A full-patch member of a Hells Angels chapter based in Langley will be allowed to appeal a ban on gun ownership, a judge in Chilliwack ruled recently.
In her ruling, Justice Francesca Marzari expressed doubt about the evidence given by a longtime retired RCMP officer that the Hells Angels is an organized crime group.
The case began when Gaston Methot attempted to renew a firearms permit he had held from 2012 to April, 2018, without incident.
The Firearms Officer issued a Notice of Refusal to Methot, citing Methot’s membership in the outlaw motorcycle gang.
Methot is a member of the West Point Chapter, a Lower Mainland-area group that, according to media reports, had a rented clubhouse in South Langley in recent years.
The refusal to give Methot a firearms permit relied on a report by a 28-year veteran of the RCMP, Cpl. Sergio Da Silva, who in 2018 was with the Organized Gang Unit of the Combined Forces Special Enforcement Unit (CFSEU), which combats organized crime in B.C.

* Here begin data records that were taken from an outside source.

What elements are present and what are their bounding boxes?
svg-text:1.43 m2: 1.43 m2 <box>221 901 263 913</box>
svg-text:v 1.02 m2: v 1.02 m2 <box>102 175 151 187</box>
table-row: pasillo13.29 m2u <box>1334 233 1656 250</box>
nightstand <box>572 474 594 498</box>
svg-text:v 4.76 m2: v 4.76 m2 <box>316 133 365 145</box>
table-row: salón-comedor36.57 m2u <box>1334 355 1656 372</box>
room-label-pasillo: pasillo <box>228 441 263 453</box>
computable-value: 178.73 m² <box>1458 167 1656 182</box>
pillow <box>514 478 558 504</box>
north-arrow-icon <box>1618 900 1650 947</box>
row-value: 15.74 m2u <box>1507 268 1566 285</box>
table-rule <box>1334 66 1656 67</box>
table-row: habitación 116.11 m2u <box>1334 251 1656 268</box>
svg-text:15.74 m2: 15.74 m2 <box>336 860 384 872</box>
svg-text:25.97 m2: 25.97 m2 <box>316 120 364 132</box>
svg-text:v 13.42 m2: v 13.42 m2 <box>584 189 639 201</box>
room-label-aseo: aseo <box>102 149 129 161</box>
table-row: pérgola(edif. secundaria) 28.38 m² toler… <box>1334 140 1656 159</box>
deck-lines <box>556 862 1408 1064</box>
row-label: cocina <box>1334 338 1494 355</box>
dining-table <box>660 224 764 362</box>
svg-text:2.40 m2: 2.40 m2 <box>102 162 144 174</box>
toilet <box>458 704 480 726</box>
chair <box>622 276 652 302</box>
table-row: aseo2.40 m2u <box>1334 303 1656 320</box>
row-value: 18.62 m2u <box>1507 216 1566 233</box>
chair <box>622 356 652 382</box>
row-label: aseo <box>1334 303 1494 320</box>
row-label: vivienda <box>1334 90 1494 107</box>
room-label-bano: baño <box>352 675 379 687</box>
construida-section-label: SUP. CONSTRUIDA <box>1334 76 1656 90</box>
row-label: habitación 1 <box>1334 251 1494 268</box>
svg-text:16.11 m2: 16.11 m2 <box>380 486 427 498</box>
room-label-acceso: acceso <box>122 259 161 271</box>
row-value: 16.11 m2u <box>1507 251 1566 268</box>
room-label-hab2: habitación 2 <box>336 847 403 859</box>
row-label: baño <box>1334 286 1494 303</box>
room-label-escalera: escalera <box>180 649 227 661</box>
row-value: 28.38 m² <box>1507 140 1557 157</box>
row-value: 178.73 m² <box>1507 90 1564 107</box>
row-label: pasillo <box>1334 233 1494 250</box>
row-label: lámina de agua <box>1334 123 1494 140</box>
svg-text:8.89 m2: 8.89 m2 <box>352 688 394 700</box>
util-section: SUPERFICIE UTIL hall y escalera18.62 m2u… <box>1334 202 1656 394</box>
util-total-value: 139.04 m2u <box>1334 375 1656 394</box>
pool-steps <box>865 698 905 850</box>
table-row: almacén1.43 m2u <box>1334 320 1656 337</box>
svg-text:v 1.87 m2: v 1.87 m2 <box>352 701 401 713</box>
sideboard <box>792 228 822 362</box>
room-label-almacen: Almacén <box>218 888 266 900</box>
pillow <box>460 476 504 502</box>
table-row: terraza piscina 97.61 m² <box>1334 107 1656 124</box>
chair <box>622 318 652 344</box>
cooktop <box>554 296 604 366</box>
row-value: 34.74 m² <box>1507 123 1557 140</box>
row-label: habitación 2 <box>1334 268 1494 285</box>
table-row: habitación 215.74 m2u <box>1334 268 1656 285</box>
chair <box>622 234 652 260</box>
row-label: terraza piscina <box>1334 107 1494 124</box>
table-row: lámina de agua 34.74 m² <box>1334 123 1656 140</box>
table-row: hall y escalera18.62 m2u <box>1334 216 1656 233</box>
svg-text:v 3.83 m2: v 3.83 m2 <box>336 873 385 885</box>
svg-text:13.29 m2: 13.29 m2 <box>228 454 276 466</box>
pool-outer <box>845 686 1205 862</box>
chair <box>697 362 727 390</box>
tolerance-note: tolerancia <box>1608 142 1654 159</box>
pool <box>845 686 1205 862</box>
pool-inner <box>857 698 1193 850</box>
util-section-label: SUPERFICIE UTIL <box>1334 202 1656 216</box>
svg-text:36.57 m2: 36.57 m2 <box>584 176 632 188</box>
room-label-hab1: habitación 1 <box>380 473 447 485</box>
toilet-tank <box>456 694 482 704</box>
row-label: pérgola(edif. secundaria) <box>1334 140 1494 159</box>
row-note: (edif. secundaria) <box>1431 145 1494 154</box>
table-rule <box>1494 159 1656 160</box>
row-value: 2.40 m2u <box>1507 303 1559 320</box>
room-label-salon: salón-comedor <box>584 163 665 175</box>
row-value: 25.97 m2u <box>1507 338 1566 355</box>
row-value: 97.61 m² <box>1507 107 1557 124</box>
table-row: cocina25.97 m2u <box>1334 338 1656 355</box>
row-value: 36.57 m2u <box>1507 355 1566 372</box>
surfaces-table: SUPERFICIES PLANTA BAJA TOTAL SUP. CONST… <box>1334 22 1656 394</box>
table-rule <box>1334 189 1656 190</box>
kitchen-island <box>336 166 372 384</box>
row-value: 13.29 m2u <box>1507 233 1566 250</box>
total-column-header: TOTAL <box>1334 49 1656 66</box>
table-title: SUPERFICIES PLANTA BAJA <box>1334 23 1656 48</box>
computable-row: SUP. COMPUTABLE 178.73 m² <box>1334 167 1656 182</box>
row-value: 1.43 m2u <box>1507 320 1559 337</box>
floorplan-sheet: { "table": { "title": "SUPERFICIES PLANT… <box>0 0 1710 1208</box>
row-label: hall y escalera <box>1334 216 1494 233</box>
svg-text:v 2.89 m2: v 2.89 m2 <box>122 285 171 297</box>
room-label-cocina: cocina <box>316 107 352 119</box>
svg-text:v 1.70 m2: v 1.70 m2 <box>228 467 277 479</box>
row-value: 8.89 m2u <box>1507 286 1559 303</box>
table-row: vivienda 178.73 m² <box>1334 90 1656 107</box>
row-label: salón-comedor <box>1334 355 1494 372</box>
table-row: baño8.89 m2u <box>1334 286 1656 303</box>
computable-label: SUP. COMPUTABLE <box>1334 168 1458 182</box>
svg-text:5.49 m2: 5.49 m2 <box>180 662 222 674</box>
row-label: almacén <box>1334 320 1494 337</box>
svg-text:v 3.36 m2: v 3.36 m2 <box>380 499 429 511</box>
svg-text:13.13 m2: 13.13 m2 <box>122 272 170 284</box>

Da Silva advised the Firearms Officer about the characteristics of the Hells Angels, and the Firearms Officer refused the license, writing “I find you represent the Hells Angels and are bound by rules that allow for violence and criminal acts, and that the police are your adversary.”
He found that the outlaw motorcycle club has a reputation for violence and criminal acts, and forbids its members from cooperating with police.
Methot appealed and a reference hearing was held in Abbotsford Provincial Court. The judge there again found that it was reasonable to refuse the license because Methot “is a member of the Hells Angels Motorcycle Club, which is an organization that allows for violence and criminality, that restricts its members cooperation with police, and regards the police as adversaries.”
Public safety was at risk by giving Methot a gun license, the provincial court judge found.
But Marzari, in a January 22 ruling in Chilliwack Supreme Court, found that the judge had erred.
Part of Marzari’s ruling relied on changing standards of review in cases like this, based on a Supreme Court of Canada ruling. She also considered other recent court rulings that have limited the ability of police officers to offer the opinion that the Hells Angels are an organized crime group.
Da Silva’s report relied on “double or unattributed hearsay, use of the term ‘outlaw motorcycle gang,’ and aspects of his opinion that may be characterized as pure speculation,” Marzari wrote, agreeing with Methot’s lawyer.
“While some of this opinion evidence was factual and largely uncontested (for example, that Mr. Methot is a member of the Hells Angels) other aspects were highly contentious at the hearing and were based on hearsay and speculation that would ordinarily not be admissible, and which raise reliability issues,” Marzari added later in her ruling.
The hearing over Methot’s gun license was not a formal trial, and Marzari acknowledged that hearsay evidence is admissible in such a hearing.
But the judge should have considered the “weaknesses” of Da Silva’s evidence, Marzari wrote.
Marzari did not grant Methot his firearms license, but did rule that the Provincial Court has to reconsider the matter again, this time applying “the proper standard of review” to the decision and Da Silva’s expert evidence.
Police in B.C. have repeatedly characterized the Hells Angels as a violent organized crime group involved in the drug trade, and multiple Hells Angels members in B.C. have been murdered in recent years.